Before hiring a foreign national without an appropriate visa, employers must take several steps. Generally, this includes demonstrating that you are paying the employee a competitive wage and have exhausted the options for hiring an employee from the United States. Having documented this process for more than one employer in cooperation with an immigration attorney, I was required to carefully document the advertising of the position, the applicants, and the specific reasons candidates from the U.S. did not meet the job requirements.
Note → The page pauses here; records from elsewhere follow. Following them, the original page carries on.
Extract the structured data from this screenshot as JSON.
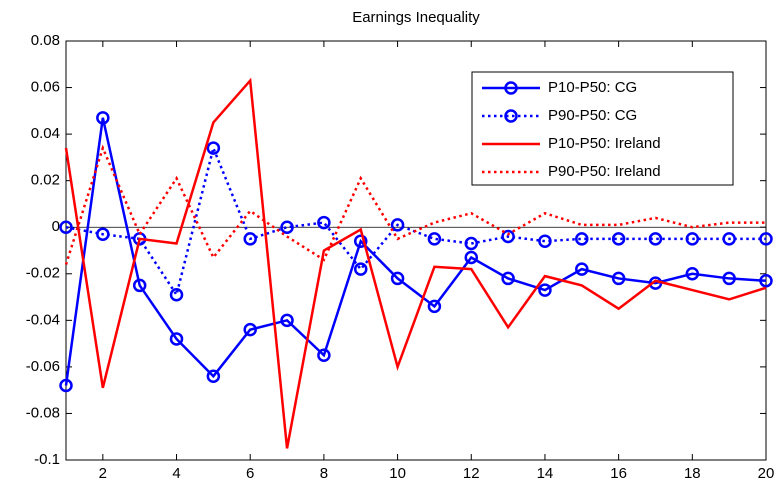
{
  "chart_data": {
    "type": "line",
    "title": "Earnings Inequality",
    "x": [
      1,
      2,
      3,
      4,
      5,
      6,
      7,
      8,
      9,
      10,
      11,
      12,
      13,
      14,
      15,
      16,
      17,
      18,
      19,
      20
    ],
    "xlim": [
      1,
      20
    ],
    "xticks": [
      2,
      4,
      6,
      8,
      10,
      12,
      14,
      16,
      18,
      20
    ],
    "ylim": [
      -0.1,
      0.08
    ],
    "yticks": [
      -0.1,
      -0.08,
      -0.06,
      -0.04,
      -0.02,
      0,
      0.02,
      0.04,
      0.06,
      0.08
    ],
    "reference_line": 0,
    "legend": "upper right",
    "series": [
      {
        "name": "P10-P50: CG",
        "color": "#0000ff",
        "linestyle": "solid",
        "marker": "circle",
        "values": [
          -0.068,
          0.047,
          -0.025,
          -0.048,
          -0.064,
          -0.044,
          -0.04,
          -0.055,
          -0.006,
          -0.022,
          -0.034,
          -0.013,
          -0.022,
          -0.027,
          -0.018,
          -0.022,
          -0.024,
          -0.02,
          -0.022,
          -0.023
        ]
      },
      {
        "name": "P90-P50: CG",
        "color": "#0000ff",
        "linestyle": "dotted",
        "marker": "circle",
        "values": [
          0.0,
          -0.003,
          -0.005,
          -0.029,
          0.034,
          -0.005,
          0.0,
          0.002,
          -0.018,
          0.001,
          -0.005,
          -0.007,
          -0.004,
          -0.006,
          -0.005,
          -0.005,
          -0.005,
          -0.005,
          -0.005,
          -0.005
        ]
      },
      {
        "name": "P10-P50: Ireland",
        "color": "#ff0000",
        "linestyle": "solid",
        "marker": "none",
        "values": [
          0.034,
          -0.069,
          -0.005,
          -0.007,
          0.045,
          0.063,
          -0.095,
          -0.01,
          -0.001,
          -0.06,
          -0.017,
          -0.018,
          -0.043,
          -0.021,
          -0.025,
          -0.035,
          -0.023,
          -0.027,
          -0.031,
          -0.026
        ]
      },
      {
        "name": "P90-P50: Ireland",
        "color": "#ff0000",
        "linestyle": "dotted",
        "marker": "none",
        "values": [
          -0.016,
          0.034,
          -0.003,
          0.021,
          -0.013,
          0.007,
          -0.004,
          -0.014,
          0.021,
          -0.005,
          0.002,
          0.006,
          -0.003,
          0.006,
          0.001,
          0.001,
          0.004,
          0.0,
          0.002,
          0.002
        ]
      }
    ]
  }
}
Space X would have additional requirements related to foreign nationals because of the industry they are in. International Traffic in Arms Regulations applies to the company. These regulations require companies who work with technologies that have defense applications to maintain strict data controls. Security measures include limiting the access of foreign nationals to sensitive technologies. Space X falls under the ITAR because of its rocket and launch technologies:
Intercontinental ballistic missiles and orbital rockets have a lot in common. They rise from the ground, drop empty fuel tanks called boosters, and release their payloads into space. Musk launches satellites in this way. It’s also the way you launch a nuclear warhead across the planet.
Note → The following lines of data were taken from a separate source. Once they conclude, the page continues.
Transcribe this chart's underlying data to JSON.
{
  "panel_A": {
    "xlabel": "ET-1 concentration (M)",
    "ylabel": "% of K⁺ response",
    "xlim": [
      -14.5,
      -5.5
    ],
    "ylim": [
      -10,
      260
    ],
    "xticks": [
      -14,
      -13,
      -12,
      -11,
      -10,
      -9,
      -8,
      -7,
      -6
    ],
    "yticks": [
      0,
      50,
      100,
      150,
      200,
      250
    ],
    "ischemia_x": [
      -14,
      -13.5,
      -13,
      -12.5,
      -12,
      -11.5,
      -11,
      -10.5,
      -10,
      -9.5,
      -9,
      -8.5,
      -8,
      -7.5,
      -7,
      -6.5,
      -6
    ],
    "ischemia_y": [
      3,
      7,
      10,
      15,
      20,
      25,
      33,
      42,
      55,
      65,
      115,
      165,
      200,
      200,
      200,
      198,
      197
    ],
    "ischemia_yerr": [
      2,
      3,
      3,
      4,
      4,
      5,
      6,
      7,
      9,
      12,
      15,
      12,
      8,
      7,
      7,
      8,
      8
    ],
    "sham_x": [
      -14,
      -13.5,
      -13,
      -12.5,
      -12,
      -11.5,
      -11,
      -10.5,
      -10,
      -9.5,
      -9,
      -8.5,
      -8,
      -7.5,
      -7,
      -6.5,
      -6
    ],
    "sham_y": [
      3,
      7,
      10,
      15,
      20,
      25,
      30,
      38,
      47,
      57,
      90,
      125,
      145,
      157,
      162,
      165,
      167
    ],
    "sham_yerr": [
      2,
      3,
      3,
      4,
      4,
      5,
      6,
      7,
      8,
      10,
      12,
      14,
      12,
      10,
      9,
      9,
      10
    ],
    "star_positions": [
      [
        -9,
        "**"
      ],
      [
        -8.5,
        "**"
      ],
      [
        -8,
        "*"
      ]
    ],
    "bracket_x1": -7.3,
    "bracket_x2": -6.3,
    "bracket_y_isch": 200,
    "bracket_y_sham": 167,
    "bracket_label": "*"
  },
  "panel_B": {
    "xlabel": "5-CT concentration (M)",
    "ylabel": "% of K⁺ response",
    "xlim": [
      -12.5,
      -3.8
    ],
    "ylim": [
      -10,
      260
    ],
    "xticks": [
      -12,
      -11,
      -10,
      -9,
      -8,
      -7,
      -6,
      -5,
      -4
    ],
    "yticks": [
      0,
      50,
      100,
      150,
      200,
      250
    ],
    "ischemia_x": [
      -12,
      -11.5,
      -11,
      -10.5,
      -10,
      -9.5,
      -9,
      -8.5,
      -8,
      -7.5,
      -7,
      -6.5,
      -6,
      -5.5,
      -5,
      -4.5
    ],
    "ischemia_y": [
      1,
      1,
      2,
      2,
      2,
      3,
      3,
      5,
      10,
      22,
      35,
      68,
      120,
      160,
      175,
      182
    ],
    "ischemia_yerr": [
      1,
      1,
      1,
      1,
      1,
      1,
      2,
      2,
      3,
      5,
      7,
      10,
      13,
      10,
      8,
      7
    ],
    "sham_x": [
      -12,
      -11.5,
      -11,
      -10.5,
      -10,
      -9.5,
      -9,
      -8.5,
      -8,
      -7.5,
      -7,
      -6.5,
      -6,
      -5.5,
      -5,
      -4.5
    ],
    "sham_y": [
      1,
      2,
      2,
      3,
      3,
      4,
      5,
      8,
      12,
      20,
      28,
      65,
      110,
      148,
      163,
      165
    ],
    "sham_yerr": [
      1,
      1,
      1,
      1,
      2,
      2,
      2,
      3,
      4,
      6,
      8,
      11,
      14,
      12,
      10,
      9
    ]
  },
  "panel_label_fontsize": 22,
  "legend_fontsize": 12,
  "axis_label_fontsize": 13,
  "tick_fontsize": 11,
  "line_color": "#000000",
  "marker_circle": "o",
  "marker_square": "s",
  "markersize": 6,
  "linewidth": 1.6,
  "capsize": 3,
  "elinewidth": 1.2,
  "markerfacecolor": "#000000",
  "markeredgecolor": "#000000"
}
To be sure, the science behind these launches are different and they are by no means identical problems for engineers. In other words, it would take a lot of modding to launch a warhead from a Falcon 9. But the rocket stages, engines, and even guidance can inform a ballistic weapons program. So these items are on the ITAR list.
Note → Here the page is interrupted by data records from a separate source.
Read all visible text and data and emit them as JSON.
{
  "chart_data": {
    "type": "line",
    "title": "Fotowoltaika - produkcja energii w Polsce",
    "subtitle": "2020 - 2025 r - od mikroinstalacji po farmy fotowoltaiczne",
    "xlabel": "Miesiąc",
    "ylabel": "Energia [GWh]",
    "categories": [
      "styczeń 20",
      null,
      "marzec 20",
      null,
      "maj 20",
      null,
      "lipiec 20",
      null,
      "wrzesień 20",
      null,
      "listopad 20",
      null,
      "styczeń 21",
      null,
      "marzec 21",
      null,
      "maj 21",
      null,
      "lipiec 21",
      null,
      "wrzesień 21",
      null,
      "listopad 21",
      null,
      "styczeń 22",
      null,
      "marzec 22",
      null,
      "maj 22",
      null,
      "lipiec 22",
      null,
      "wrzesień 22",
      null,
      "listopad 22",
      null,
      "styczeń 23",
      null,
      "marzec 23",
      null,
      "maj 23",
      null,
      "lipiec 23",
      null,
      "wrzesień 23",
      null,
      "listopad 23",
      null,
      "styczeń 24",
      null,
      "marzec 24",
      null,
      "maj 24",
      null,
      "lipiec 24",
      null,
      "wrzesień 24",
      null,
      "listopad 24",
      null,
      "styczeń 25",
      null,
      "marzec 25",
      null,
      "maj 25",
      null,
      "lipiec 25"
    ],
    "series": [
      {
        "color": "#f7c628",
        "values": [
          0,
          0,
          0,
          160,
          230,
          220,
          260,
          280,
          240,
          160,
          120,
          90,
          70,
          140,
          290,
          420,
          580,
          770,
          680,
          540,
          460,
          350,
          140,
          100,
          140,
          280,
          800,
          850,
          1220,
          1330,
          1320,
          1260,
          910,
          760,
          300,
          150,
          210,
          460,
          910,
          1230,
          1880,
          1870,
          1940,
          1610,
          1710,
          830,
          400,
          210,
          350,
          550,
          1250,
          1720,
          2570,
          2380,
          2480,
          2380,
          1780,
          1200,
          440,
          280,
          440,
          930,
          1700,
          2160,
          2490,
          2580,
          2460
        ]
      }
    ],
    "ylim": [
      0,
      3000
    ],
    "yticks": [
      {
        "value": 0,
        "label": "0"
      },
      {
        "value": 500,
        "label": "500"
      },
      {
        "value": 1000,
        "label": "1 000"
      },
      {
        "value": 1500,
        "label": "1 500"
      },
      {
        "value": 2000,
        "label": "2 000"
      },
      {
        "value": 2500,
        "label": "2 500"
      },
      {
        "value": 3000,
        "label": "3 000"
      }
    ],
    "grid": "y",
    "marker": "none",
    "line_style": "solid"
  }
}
The applicant in question applied for the position of Technology Strategy Associate. While it is not clear what specific data a person in this position would have access to, it implies that he may have access to design and materials information and future product plans. As one compliance website notes:
Understanding ITAR as it relates to your own employees can be a challenge. Imagine you hire someone for your IT department that was born outside the United States. They have an excellent resume and would be an asset to your team. But because they work in the IT department, they could easily access sensitive materials. This is a violation of ITAR regulations, even though the employee is on U.S. soil, working for a U.S. company, and isn’t working directly with classified data.
A company may pursue an export license for a non-U.S. citizen or resident to work with ITAR information. However, the license will be denied if the applicant is from a list of nearly 30 embargoed countries. Nowhere does it appear that an employer is required to pursue such a license.
Space X had provided a spreadsheet with I-9 information under the original subpoena and refused to produce the documents that support an employee’s status. This information would include photocopies of driver’s licenses, social security cards, passports, and work visas. It is unclear exactly why the IER is investigating a pattern or practice of discrimination when Space X is required to discriminate against broad categories of non-citizens for ITAR compliance reasons.
The investigation into this complaint began under the Trump administration, and the request to enforce an administrative subpoena occurred under the Biden administration. It is unclear if this is just another example of how overregulation puts undue burdens on organizations when agencies have conflicting mandates or if CEO Elon Musk’s recent critical statements could have spurred these actions. He has criticized the FAA for delaying a Space X test flight, questioned the response to the GameStop stock drama, and asserted that the complete transition to electric vehicles by 2035 is not feasible.